Push, a mobile app for small news orgs, to be explained at 2017 LION Summit
Christopher Guess, a Reynolds Journalism Institute fellow working on "Push," a mobile app for small news organizations, will be among
Christopher Guess, a Reynolds Journalism Institute fellow working on "Push," a mobile app for small news organizations, will be among the speakers at the 2017 LION Summit, the country's largest gathering of local independent online news publishers Oct. 26-28 at Columbia College in Chicago. We asked him for a preview.
1. What is the problem you are trying to solve with development of Push?
As a small newsroom, getting into a reader's daily routine is very difficult. Retaining daily or weekly readership is very difficult if you only rely on people to remember to come to your site. Using social media to promote your work is expensive and time-consuming. Push notifications can help get around this.
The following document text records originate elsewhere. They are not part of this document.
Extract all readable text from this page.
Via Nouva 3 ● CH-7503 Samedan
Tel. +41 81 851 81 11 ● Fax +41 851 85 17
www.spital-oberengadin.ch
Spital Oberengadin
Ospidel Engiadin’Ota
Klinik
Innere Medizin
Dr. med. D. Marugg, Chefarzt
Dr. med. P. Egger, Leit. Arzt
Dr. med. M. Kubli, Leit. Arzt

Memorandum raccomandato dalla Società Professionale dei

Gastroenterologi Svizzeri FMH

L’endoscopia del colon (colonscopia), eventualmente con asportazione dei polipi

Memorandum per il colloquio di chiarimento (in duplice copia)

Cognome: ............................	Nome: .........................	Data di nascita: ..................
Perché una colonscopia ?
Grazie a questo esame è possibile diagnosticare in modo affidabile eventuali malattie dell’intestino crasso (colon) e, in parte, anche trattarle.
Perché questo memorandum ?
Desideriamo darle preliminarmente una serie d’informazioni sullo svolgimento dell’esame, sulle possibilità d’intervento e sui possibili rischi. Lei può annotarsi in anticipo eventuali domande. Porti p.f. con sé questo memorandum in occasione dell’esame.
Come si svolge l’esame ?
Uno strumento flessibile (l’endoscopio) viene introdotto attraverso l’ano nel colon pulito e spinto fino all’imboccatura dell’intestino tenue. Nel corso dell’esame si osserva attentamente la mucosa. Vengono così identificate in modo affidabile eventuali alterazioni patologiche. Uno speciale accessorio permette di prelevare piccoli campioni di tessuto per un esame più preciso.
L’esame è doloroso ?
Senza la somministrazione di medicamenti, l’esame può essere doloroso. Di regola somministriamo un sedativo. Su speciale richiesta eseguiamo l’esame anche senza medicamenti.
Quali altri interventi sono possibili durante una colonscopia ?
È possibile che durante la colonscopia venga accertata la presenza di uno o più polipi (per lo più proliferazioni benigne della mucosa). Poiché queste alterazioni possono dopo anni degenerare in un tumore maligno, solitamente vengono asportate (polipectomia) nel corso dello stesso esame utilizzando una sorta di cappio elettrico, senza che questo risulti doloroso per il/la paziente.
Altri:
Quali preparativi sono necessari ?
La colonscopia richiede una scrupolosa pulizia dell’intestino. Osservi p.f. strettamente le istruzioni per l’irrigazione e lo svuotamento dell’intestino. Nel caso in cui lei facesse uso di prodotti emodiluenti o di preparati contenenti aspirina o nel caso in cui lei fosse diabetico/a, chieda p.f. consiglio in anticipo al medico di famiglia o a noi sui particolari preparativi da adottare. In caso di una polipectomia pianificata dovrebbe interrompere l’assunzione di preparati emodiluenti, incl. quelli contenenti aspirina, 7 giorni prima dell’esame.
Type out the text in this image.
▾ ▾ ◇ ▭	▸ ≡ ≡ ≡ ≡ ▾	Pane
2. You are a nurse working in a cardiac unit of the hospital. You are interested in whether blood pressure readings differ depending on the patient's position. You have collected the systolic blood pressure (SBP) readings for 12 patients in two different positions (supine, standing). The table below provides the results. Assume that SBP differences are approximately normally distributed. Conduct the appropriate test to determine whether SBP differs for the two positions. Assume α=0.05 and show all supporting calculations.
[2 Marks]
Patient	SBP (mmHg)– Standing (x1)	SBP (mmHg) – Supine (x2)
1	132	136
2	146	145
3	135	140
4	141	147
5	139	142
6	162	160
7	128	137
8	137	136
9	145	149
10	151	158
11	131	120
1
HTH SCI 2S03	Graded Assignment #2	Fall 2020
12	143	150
However, it's only possible to use via a mobile app (web pushes don't really work and are a very young technology).
The rub is that to get an app is almost certainly outside of any small- or medium-sized news organization's budget and expertise. Push solves that problem by making it cheap and fast.
2. What unique issues do small news organizations face when it comes to mobile publishing and readership?
Small news organizations are limited by staff, money, and expertise. They may want an app, but they don't have the money to pay a developer to build one from scratch, they don't have the expertise to manage the development of one, and they don't have the staff to maintain it.
3. Where do you think we stand on the question of whether to go the app route or focus on a single mobile-responsive or mobile-optimized website? What are the pros and cons of investing in apps?
I think you need both. You need a mobile-optimized site so that when people share an article their friends can reasonably read it on on their iPhone. You need a mobile app for readers who want to stay up-to-date on your content. Retaining readership and returns on a desktop site has proven difficult enough over the last decade, and on a mobile device it's even more difficult to convince someone to type in your URL every day.
Mobile apps provide a faster, cleaner, and lower-bandwidth experience. Push caches stories and photos offline, allowing consumers to read the stories even if they're out of data range. In this caching, the images are resized and the text is standardized so the stories load faster on mobile devices, especially in rural areas with low bandwidth. Mobile apps allow for push notifications, letting you reach your users any time that you wish, and not relying on Facebook or Twitter algorithms to surface them when they feel like it.
4. What is your advice or admonition to publishers who are not focusing on mobile because they're overwhelmed by the development involved?
Come talk to me. Push is a system that's designed to be up and running in days, not months, and to be hands-off in production. Unless you want to send a push notification out your editors should never even have to remember the app exists.